Jessay reached out and squeezed Aya’s shoulder in her best attempt at comfort. “I get it, lass. Going to get harder before it gets easier too, but ya got us. Aye?”

The rest of the day was mostly silent as they climbed and descended hills and took a twisting, curving path through the woods. They were fortunate to have already crossed the largest river on their journey, which was the Pliney River draining out of Crystal Lake. However, there were enough streams and occasional ponds for them to refresh their water as needed.

Aya’s legs burned, but she found that even though she woke up sore in the mornings, she was becoming more and more tolerant of the distances as her legs hardened into muscle. She did a fair amount of walking around Rathuma when delivering the laundry her mother had cleaned, but walking through the wilderness almost seemed to use different parts of her body–it was a fairly novel experience.

In addition to her legs, the condition of her arms was improving as well, thanks to her practice with a bow. Her arms remained slender, but the muscles were hardening and she was finding it less and less difficult to pull back the string. Her fingertips were forming callouses which helped against the string digging into her fingers. She had also almost eliminated any jumping from the thwang of the string when she released an arrow.

Follow-through was as important as the placement of the feet and practicing her aim, she had learned. One had to not only sight a target, they had to position their body for a target as well.

As they made camp that night she managed to bring down a buck. It was exhilarating, but also exhausting. When she collapsed on her bedroll, she slept better than she’d slept since they fled the city.

Most days it felt like they were just running. Running, running, running. It was endless, and no matter how much she got used to it, it didn’t change the bone-numbing weariness of it all.

By the end of the second week, Aya could start a fire as well as anyone. Some evenings she set up camp all by herself, and some mornings she broke up camp all by herself. She found herself becoming surprisingly self-sufficient.

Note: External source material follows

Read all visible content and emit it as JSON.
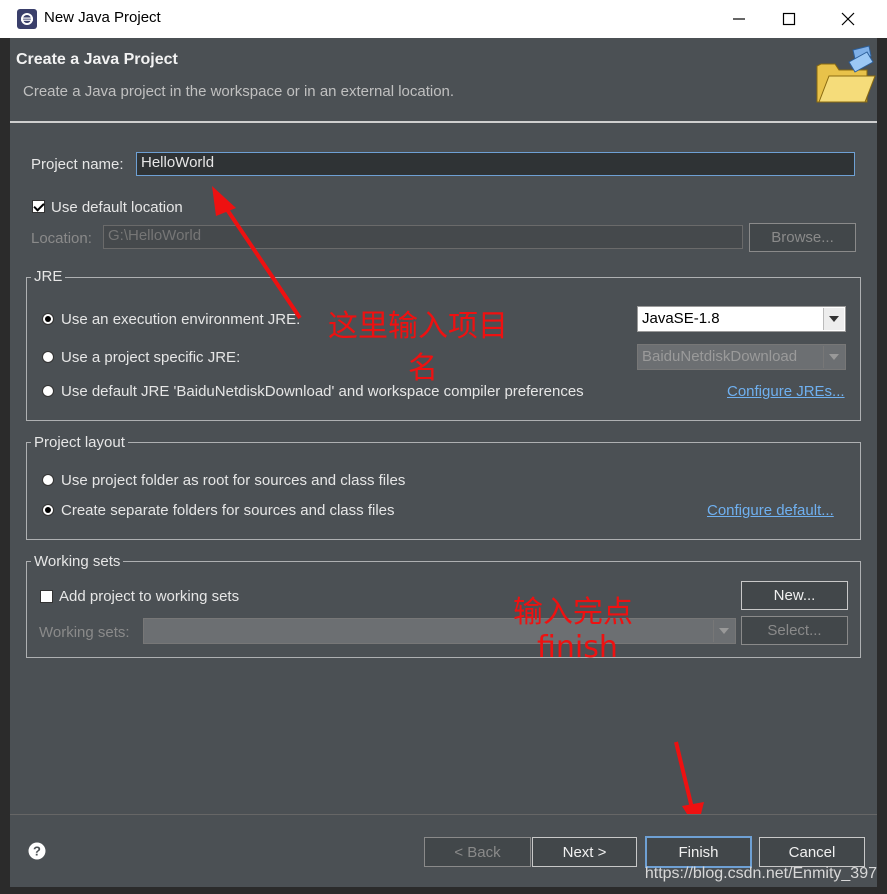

“What led you to… all this?” Aya asked Kriofft one afternoon that found them sheltering in a cave as rain washed out the rest of the world.

“Who says I wasn’t born to it?” He did his best to flash one of his more charming grins, but it was countered by the mess of wet hair plastered to his forehead and cheek.

“No one-” Aya began.

“Some are.” Kriofft insisted. “I wasn’t though. Was actually born well to-do if you can believe it.”

“I don’t.” Aya said flatly, leaning back and placing her hands behind to support her weight.

Kriofft twitched his nose and grinned, “brat.”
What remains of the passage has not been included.